Belafonte: Hollywood won’t yield to those of color
Thursday, July 28, 2011
LOS ANGELES (AP) — Harry Belafonte says Hollywood has yet to explore the breadth of black experience and that the industry will “never ever yield to the needs of people of color.”
The 84-year-old entertainer made the remarks at a presentation on artists and activism held Wednesday during the 102nd annual National Association for the Advancement of Colored People’s Convention.
Louis Gossett Jr., Tatyana Ali, Hill Harper and members of the Black Stuntmen’s Association appeared alongside Belafonte at the panel discussion. He urged the NAACP to form a group of artists and thinkers to inspire the kind of “radical thought” necessary for change, and he called on black actors and filmmakers to “come together and create some institutional base that’s ours.”
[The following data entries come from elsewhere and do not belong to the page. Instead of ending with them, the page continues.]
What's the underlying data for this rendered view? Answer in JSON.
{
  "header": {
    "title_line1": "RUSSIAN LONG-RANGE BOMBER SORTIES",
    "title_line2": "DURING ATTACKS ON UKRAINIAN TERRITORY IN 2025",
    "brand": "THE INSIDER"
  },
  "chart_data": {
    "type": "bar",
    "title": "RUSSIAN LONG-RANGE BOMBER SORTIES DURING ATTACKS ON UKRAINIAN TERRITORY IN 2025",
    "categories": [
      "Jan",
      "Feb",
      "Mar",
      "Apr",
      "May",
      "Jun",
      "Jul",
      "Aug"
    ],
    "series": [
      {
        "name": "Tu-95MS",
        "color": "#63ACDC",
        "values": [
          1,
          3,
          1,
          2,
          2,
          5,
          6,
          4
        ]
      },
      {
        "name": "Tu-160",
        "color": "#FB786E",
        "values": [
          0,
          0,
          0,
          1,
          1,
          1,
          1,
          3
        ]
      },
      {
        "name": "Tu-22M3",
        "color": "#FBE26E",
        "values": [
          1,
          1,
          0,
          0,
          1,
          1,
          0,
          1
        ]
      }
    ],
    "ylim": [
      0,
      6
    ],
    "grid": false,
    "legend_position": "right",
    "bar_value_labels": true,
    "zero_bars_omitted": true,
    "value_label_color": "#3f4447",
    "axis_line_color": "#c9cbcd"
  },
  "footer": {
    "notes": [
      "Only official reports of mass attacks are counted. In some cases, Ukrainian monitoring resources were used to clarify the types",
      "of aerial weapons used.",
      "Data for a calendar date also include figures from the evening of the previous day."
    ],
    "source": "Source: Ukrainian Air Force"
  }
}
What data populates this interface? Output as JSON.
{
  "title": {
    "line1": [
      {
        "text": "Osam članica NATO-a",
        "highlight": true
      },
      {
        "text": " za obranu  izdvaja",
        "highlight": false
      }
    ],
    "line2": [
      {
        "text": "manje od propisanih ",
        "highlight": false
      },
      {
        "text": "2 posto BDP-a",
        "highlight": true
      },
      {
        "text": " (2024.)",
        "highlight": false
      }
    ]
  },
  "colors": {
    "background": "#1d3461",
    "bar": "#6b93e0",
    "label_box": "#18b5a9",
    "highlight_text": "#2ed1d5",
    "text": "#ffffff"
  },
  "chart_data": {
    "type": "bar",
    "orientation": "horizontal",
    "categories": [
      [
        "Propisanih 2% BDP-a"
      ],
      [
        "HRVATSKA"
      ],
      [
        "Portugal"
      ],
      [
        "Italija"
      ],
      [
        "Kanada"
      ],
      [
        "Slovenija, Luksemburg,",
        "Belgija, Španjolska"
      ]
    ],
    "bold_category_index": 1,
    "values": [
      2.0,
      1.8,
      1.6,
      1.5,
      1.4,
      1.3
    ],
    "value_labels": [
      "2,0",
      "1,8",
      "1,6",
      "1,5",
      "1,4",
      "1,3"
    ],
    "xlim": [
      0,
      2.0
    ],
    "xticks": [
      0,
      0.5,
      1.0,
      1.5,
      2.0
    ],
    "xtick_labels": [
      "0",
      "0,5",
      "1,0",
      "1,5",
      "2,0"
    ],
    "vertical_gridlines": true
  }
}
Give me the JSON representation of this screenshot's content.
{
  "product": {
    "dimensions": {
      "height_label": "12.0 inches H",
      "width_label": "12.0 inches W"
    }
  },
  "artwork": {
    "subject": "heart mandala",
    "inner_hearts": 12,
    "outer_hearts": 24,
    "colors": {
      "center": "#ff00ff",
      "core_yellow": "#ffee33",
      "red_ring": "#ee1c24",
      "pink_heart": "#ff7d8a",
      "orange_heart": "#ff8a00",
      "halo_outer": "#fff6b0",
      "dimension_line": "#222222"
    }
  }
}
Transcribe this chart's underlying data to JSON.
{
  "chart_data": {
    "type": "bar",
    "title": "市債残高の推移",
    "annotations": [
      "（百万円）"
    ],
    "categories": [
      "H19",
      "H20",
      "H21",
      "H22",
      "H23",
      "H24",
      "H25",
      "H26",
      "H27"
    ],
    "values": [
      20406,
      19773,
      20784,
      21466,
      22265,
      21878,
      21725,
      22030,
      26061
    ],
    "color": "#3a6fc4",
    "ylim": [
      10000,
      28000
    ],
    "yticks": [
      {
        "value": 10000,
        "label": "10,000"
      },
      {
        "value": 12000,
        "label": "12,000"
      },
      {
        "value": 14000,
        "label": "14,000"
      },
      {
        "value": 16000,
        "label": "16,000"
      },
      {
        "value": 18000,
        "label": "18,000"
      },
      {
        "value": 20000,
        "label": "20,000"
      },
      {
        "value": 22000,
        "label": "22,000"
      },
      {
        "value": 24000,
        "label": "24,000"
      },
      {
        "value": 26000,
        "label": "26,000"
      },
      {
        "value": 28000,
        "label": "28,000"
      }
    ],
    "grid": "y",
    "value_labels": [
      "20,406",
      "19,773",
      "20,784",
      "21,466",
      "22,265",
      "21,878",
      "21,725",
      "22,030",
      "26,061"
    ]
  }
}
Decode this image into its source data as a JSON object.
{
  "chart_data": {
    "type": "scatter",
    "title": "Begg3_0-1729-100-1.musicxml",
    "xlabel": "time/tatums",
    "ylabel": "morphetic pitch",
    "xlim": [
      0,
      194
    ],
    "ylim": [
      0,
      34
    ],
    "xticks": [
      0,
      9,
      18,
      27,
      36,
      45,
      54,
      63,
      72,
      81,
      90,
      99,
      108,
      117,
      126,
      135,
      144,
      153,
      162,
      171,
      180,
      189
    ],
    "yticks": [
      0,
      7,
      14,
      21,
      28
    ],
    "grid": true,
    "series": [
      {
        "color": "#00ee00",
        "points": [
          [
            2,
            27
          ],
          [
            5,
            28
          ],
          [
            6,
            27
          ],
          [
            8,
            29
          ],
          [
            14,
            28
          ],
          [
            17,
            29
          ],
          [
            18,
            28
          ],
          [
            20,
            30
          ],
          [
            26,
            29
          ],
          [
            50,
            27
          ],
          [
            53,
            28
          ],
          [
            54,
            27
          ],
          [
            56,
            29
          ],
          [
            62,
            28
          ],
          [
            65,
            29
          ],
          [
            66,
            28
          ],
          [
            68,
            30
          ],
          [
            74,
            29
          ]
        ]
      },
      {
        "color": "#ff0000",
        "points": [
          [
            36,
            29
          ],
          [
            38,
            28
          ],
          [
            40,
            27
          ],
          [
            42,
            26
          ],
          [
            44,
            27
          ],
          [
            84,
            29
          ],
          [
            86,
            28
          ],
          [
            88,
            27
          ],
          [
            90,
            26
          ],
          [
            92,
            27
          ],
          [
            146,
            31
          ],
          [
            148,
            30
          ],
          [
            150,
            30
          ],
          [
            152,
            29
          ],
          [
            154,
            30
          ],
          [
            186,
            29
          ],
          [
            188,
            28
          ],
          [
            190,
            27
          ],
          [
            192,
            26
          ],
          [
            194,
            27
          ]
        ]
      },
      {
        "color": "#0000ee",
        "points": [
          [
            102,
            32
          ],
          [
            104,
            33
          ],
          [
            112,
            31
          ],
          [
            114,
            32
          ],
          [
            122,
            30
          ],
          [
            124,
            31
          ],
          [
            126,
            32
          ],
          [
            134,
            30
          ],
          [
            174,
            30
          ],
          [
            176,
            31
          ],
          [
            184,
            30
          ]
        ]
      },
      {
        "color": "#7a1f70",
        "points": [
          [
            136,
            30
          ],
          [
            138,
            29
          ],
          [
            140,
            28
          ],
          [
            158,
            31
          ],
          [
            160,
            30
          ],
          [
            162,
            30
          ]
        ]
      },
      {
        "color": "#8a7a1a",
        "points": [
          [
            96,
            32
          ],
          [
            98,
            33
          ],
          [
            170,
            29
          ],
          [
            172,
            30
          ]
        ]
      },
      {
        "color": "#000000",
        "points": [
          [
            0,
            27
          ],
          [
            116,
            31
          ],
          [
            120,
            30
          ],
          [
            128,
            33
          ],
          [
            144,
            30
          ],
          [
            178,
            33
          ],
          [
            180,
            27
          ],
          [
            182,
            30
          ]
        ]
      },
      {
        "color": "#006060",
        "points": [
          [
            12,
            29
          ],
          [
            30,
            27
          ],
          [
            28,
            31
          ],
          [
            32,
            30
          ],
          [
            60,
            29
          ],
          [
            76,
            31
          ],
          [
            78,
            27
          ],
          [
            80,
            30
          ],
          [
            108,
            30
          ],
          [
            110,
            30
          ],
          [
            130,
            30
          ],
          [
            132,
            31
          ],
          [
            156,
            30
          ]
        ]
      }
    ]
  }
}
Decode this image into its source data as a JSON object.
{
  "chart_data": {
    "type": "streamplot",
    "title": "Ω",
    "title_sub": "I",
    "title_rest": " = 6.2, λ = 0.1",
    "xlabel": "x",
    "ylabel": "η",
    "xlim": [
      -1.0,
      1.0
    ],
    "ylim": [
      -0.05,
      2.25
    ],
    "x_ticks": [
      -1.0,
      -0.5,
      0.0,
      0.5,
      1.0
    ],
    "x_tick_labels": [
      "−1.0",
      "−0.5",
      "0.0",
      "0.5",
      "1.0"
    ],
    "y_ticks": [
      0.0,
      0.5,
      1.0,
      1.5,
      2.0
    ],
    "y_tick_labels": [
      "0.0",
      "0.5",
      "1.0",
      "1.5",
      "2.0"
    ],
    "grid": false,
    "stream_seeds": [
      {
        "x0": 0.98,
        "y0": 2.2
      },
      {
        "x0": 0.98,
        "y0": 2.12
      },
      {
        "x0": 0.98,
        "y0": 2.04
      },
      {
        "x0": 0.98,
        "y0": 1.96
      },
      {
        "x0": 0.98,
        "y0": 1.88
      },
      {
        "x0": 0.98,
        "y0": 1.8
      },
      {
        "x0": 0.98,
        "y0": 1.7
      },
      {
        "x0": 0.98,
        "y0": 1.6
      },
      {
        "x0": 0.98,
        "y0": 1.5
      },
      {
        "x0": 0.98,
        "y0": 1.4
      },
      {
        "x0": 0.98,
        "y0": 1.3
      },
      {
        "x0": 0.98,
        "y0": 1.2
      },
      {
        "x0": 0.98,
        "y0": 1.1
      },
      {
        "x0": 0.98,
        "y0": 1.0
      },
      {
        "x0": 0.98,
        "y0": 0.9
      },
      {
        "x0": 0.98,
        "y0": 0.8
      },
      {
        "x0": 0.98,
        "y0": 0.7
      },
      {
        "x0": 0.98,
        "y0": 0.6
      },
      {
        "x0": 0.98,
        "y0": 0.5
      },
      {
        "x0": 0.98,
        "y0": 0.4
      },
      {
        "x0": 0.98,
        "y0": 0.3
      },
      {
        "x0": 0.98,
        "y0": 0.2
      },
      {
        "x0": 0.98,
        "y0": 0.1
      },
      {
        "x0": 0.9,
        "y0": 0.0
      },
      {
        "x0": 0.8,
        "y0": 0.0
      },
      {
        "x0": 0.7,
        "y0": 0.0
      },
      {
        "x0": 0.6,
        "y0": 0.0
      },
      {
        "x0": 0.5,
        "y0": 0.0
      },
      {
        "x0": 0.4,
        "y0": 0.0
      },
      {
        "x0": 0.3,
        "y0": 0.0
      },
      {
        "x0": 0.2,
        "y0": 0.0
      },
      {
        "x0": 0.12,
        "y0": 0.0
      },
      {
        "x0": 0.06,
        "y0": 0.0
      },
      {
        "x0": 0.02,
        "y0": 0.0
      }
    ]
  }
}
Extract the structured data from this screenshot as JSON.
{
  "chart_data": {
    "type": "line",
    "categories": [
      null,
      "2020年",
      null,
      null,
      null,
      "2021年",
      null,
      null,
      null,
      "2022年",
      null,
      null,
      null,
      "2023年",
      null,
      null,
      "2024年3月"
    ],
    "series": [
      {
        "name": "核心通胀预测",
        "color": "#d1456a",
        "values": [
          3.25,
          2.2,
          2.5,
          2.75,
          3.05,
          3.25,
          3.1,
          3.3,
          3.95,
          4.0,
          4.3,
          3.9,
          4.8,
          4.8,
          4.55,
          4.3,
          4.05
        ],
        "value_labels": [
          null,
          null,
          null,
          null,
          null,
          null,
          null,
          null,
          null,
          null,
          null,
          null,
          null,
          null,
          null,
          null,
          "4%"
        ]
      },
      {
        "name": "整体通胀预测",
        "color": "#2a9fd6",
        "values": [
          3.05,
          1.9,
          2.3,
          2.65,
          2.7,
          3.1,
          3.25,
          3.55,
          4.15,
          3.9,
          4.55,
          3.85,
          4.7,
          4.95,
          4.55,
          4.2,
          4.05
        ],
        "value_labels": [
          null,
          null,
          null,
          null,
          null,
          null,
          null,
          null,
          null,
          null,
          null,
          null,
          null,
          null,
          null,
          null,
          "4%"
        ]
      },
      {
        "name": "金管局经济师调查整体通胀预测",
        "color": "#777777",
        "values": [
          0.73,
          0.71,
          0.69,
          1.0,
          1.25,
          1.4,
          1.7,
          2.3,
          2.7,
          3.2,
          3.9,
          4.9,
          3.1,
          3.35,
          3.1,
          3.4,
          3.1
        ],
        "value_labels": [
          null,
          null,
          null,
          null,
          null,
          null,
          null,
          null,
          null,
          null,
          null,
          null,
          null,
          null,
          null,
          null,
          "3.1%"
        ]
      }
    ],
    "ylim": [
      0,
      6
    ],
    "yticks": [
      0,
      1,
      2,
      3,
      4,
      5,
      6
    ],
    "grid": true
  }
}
“It seems to me that long ago we could have put together black studios, put together a black distribution center,” Belafonte said. “Maybe we couldn’t reach 100 million, but we could reach 100,000, and have 100,000 exposed to a great truth. I’d rather have that than 100 million exposed to something vacuous and inaccurate.”
Belafonte said that “in pursuit of ego, in pursuit of large, ridiculous sums of money, we have sold our birthright that somehow we are more victim than we are responsible.”
Though he was the most outspoken of the panelists, the other actors agreed that black artists and consumers are responsible for changing the way the entertainment industry represents people of color.
“It’s very hard to find roles that I can be proud of,” said Ali, 32. “The archetypes for black women specifically have not fully been explored.”
Alex Brown and Willis Harris, representing the Black Stuntmen’s Association, talked about their experience fighting for change: They created the BSA in 1966 to end the exclusion of black stunt performers from Hollywood productions. Until then, white stuntmen were “painted” to perform stunts for black actors.
The performers all said that activism and education are essential to advancement in Hollywood. Belafonte said “radical thought” is critical.
“You’re not going to find solutions until you’re willing to embrace radical thought,” he said. “Every time black people moved ahead in the history of this country is because somewhere in this nation, a group of people dared to think radically and do radical things.”
The six-day NAACP Convention ends Thursday.